THORN: KKK Members In Our Midst

Last week, the Courier Journal revealed that two officers who were once members of the Ku Klux Klan were still working in the Jefferson County Sheriff’s Office. Sheriff John Aubrey told the paper in a statement that he was disappointed by the revelation. But, truth is, the CJ had already reported that one of the officers, Gary Fischer, was a former KKK member… back in 1986. Aubrey could have done something about this long ago. And, there has been a pattern of underwhelming reaction to racism for the sheriff, having ordered a different officer to take a one-hour sensitivity course after saying the n-word. And Aubrey wants be reelected? Nah. 

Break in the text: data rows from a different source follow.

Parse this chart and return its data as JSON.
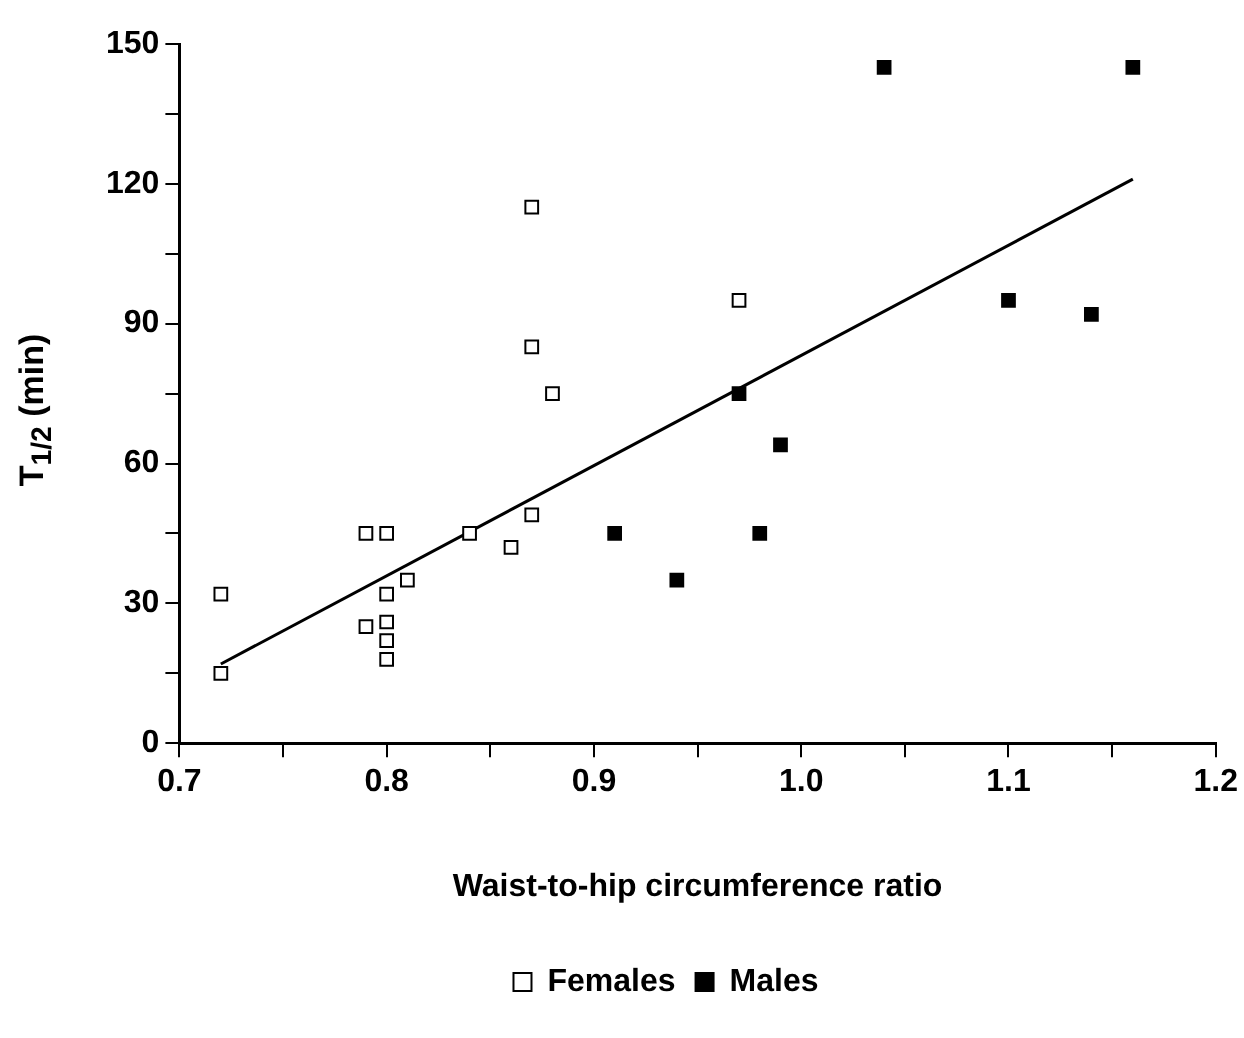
{
  "chart_data": {
    "type": "scatter",
    "xlabel": "Waist-to-hip circumference ratio",
    "ylabel": "T$_{1/2}$ (min)",
    "xlim": [
      0.7,
      1.2
    ],
    "xticks": [
      {
        "value": 0.7,
        "label": "0.7"
      },
      {
        "value": 0.75,
        "label": null
      },
      {
        "value": 0.8,
        "label": "0.8"
      },
      {
        "value": 0.85,
        "label": null
      },
      {
        "value": 0.9,
        "label": "0.9"
      },
      {
        "value": 0.95,
        "label": null
      },
      {
        "value": 1.0,
        "label": "1.0"
      },
      {
        "value": 1.05,
        "label": null
      },
      {
        "value": 1.1,
        "label": "1.1"
      },
      {
        "value": 1.15,
        "label": null
      },
      {
        "value": 1.2,
        "label": "1.2"
      }
    ],
    "ylim": [
      0,
      150
    ],
    "yticks": [
      0,
      {
        "value": 15,
        "label": null
      },
      30,
      {
        "value": 45,
        "label": null
      },
      60,
      {
        "value": 75,
        "label": null
      },
      90,
      {
        "value": 105,
        "label": null
      },
      120,
      {
        "value": 135,
        "label": null
      },
      150
    ],
    "grid": false,
    "legend": "bottom",
    "marker": "square",
    "series": [
      {
        "name": "Females",
        "color": "#ffffff",
        "x": [
          0.72,
          0.72,
          0.79,
          0.8,
          0.79,
          0.8,
          0.8,
          0.8,
          0.8,
          0.81,
          0.84,
          0.86,
          0.87,
          0.87,
          0.87,
          0.88,
          0.97
        ],
        "values": [
          32,
          15,
          45,
          45,
          25,
          32,
          26,
          22,
          18,
          35,
          45,
          42,
          49,
          115,
          85,
          75,
          95
        ]
      },
      {
        "name": "Males",
        "color": "#000000",
        "x": [
          0.91,
          0.94,
          0.97,
          0.98,
          0.99,
          1.04,
          1.1,
          1.14,
          1.16
        ],
        "values": [
          45,
          35,
          75,
          45,
          64,
          145,
          95,
          92,
          145
        ]
      },
      {
        "type": "line",
        "color": "#000000",
        "marker": "none",
        "x": [
          0.72,
          1.16
        ],
        "values": [
          17,
          121
        ]
      }
    ]
  }
}
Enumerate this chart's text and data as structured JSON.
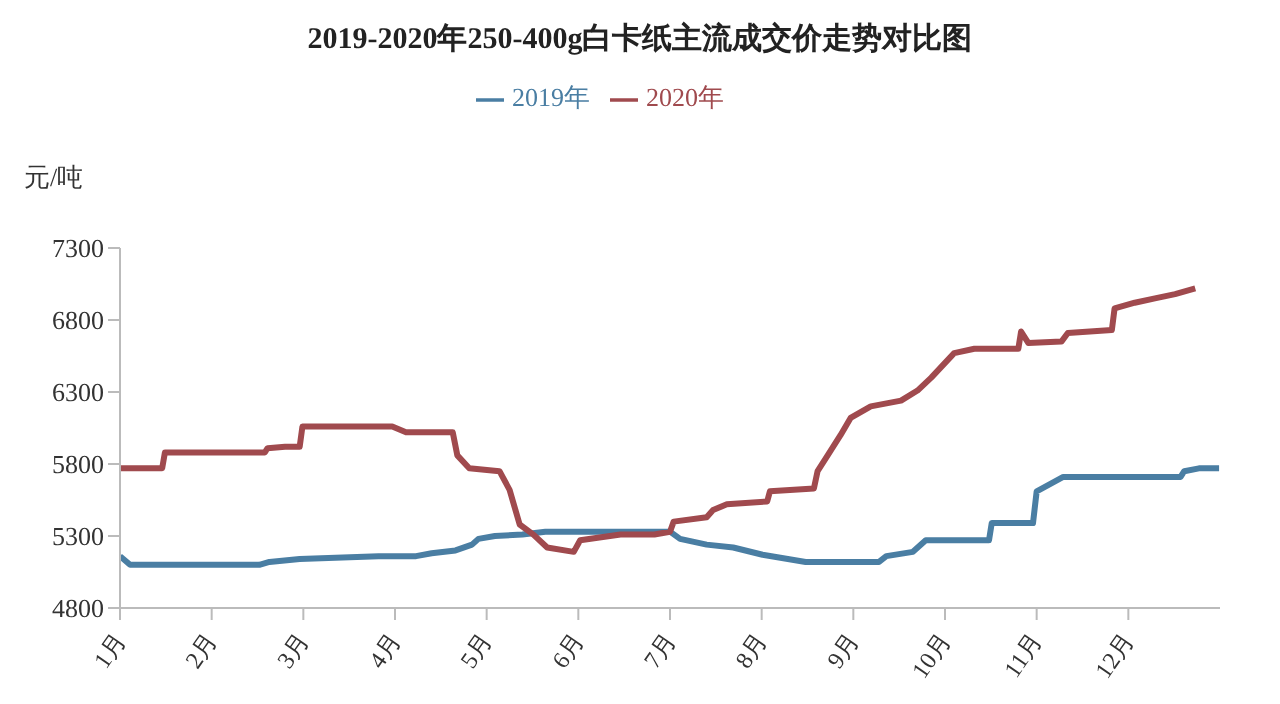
{
  "chart_data": {
    "type": "line",
    "title": "2019-2020年250-400g白卡纸主流成交价走势对比图",
    "ylabel": "元/吨",
    "xlim": [
      1,
      13
    ],
    "xticks": [
      {
        "value": 1,
        "label": "1月"
      },
      {
        "value": 2,
        "label": "2月"
      },
      {
        "value": 3,
        "label": "3月"
      },
      {
        "value": 4,
        "label": "4月"
      },
      {
        "value": 5,
        "label": "5月"
      },
      {
        "value": 6,
        "label": "6月"
      },
      {
        "value": 7,
        "label": "7月"
      },
      {
        "value": 8,
        "label": "8月"
      },
      {
        "value": 9,
        "label": "9月"
      },
      {
        "value": 10,
        "label": "10月"
      },
      {
        "value": 11,
        "label": "11月"
      },
      {
        "value": 12,
        "label": "12月"
      }
    ],
    "ylim": [
      4800,
      7300
    ],
    "yticks": [
      4800,
      5300,
      5800,
      6300,
      6800,
      7300
    ],
    "grid": false,
    "legend": "top",
    "marker": "none",
    "line_style": "solid",
    "series": [
      {
        "name": "2019年",
        "color": "#4a7ea3",
        "x": [
          1.0,
          1.11,
          2.52,
          2.63,
          2.96,
          3.82,
          4.23,
          4.4,
          4.66,
          4.84,
          4.91,
          5.09,
          5.39,
          5.64,
          7.0,
          7.11,
          7.4,
          7.69,
          8.01,
          8.48,
          9.28,
          9.36,
          9.65,
          9.79,
          10.48,
          10.51,
          10.96,
          11.0,
          11.29,
          12.57,
          12.61,
          12.77,
          12.99
        ],
        "values": [
          5160,
          5100,
          5100,
          5120,
          5140,
          5160,
          5160,
          5180,
          5200,
          5240,
          5280,
          5300,
          5310,
          5330,
          5330,
          5280,
          5240,
          5220,
          5170,
          5120,
          5120,
          5160,
          5190,
          5270,
          5270,
          5390,
          5390,
          5610,
          5710,
          5710,
          5750,
          5770,
          5770
        ]
      },
      {
        "name": "2020年",
        "color": "#a04a4e",
        "x": [
          1.0,
          1.46,
          1.49,
          2.58,
          2.61,
          2.8,
          2.96,
          2.99,
          3.97,
          4.12,
          4.63,
          4.68,
          4.81,
          5.14,
          5.25,
          5.36,
          5.51,
          5.66,
          5.95,
          6.02,
          6.46,
          6.83,
          7.0,
          7.04,
          7.4,
          7.47,
          7.62,
          8.06,
          8.09,
          8.57,
          8.61,
          8.72,
          8.86,
          8.97,
          9.19,
          9.52,
          9.7,
          9.85,
          10.1,
          10.32,
          10.8,
          10.83,
          10.91,
          11.27,
          11.34,
          11.82,
          11.85,
          12.07,
          12.29,
          12.51,
          12.73
        ],
        "values": [
          5770,
          5770,
          5880,
          5880,
          5910,
          5920,
          5920,
          6060,
          6060,
          6020,
          6020,
          5860,
          5770,
          5750,
          5620,
          5380,
          5310,
          5220,
          5190,
          5270,
          5310,
          5310,
          5330,
          5400,
          5430,
          5480,
          5520,
          5540,
          5610,
          5630,
          5750,
          5860,
          6000,
          6120,
          6200,
          6240,
          6310,
          6400,
          6570,
          6600,
          6600,
          6720,
          6640,
          6650,
          6710,
          6730,
          6880,
          6920,
          6950,
          6980,
          7020
        ]
      }
    ]
  }
}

THORN: Papa John’s Blame Game

If you go by “Papa John” Schnatter’s recent interview with Bloomberg Businessweek, everything but his own, racist words are to blame for him losing his job as Papa John’s chairman. Schnatter quit the company in 2018 when he used the n-word on a call with an ad agency trying to find a way to make him seem less racist to the public. In the profile, Schnatter ran down a list of those who contributed to his downfall, which included the ad agency, Papa John’s insiders, the Democratic Party and the “progressive elite left.”

ROSE: Dismiss The Cases!

The first trial for a person arrested at the Breonna Taylor protests ended in a dismissal because the county attorney’s office failed to turn over evidence. Even before the dismissal, the defense presented a video showing an officer saying he was putting together a “generic narrative” for other officers to use when citing people at a 2020 NuLu protest. As of the beginning of this month, the county attorney’s office had 200 protest cases left to resolve. We suspect other cases might have similar holes, and we hope that the county attorney’s office decides to drop more. 

ROSE: Making Affordable Housing A Priority

The majority of American Rescue Plan funds that Metro Council approved last week, $89 million, is going to affordable housing. That’s something to celebrate, especially when the city could have pulled its usual trick of directing the majority of its money to policing. The department still received millions, to be sure, but mostly for reforms. And, violence deterrence programs got a significant funding boost, too.